The inspiration for Zirin's book is Muhammad Ali, who was not only heavyweight champion of the world, but also an unashamed member of the Nation of Islam movement. After Ali changed his name from Cassius Clay following his 1964 bout with Sonny Liston, Zirin said, he forced the world to confront his social agenda.

"He stepped outside that box and said, 'I'm not going to be what you want me to be,'" Zirin said.

In the controversy that ensued, Zirin said, the way people talked about sports showed where they stood politically. Whether the heavyweight champion of the world was Ali or Clay showed where one stood on the Black Power movement and race in general.

But it was Ali that shone throughout the controversy, Zirin said. When Floyd Patterson in 1965 said that he was going to "return the (heavyweight) crown to America," Ali toyed with him for 12 rounds, all the while taunting him, "What's my name, fool?"
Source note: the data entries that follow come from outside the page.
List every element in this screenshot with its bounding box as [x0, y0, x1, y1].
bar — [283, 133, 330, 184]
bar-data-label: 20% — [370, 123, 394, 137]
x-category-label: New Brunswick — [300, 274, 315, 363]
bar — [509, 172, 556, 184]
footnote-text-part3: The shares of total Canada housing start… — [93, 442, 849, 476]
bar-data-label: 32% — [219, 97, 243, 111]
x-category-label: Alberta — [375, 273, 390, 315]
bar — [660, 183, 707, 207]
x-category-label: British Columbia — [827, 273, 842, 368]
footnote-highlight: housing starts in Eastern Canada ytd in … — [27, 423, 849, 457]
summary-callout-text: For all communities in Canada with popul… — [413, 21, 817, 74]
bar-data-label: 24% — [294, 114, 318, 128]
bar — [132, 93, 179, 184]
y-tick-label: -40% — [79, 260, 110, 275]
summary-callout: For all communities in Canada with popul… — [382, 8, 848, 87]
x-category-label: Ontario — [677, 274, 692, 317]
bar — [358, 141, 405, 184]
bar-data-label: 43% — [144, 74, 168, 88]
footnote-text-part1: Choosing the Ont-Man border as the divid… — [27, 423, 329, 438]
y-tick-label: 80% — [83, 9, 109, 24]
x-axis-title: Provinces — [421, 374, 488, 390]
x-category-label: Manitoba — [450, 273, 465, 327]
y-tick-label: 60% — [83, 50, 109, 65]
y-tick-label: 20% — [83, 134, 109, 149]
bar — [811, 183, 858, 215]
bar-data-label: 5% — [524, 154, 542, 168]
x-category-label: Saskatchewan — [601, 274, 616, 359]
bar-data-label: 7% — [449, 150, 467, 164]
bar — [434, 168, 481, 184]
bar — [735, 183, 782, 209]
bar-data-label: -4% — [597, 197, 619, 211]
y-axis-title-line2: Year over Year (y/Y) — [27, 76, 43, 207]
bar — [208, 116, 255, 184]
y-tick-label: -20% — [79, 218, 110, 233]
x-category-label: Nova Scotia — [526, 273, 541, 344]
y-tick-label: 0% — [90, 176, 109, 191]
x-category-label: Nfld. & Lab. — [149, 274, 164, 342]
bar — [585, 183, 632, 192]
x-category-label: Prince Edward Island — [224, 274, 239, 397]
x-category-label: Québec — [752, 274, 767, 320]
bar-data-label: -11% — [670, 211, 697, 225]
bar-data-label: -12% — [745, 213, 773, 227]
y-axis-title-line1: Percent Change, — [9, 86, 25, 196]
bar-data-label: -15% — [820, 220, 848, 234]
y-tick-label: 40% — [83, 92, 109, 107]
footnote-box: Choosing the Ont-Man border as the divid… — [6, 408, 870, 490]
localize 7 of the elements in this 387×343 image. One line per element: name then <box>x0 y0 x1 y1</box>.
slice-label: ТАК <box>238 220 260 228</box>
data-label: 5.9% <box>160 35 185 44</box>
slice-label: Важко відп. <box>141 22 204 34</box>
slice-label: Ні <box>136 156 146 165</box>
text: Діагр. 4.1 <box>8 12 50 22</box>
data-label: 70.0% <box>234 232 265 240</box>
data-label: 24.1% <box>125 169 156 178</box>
It was this "beautiful arrogance" of Ali, Zirin said, that made Ali such an inspiration to the civil rights movement in America.

But this connection between sports and politics largely goes ignored in America, Zirin said. His project with his book is to help write the counter sports history, one that brings this link back to prominence and changes the image of popular sports figures with activist roots that have been forgotten.

Zirin relied on his book for the historical examples that formed his talk that at times wavered between sports history lesson and politically charged stand-up comedy.

He criticized, for example, the image of Jackie Robinson as "quietly taking abuse" in his quest for desegregation in Major League Baseball. Instead, according to Zirin, Robinson was a barnstormer at National Association for the Advancement of Colored People (NAACP) meetings across the country. He was the most requested speaker by local chapters, beating out the second most popular speaker, a minister by the name of Martin Luther King, Jr.

In addition, while the image of John Carlos and Tommie Smith giving the "Black Power" raised fist salute at the Mexico City games in 1968 is now popularized and commercialized, Zirin criticized the popular history for not adding the fact that the two were banned from the Olympic Village and suspended from the U.S. Olympic team.

Zirin emphasized that these political sports figures are part of a "living history" that current athletes should take part of to take back sports from what he characterized as right-wing messages.

Zirin told the story of a "Military Appreciation Night" at a Washington Nationals game in which 30 individuals were sworn into the Marine Corps with President George W. Bush and Secretary of State Condoleezza Rice watching over "like the emperor at the circus." He said this incident showed sports as a front for a "disgusting" social agenda.

"(Sports history) is alive any time an athlete speaks out for principle," Zirin said.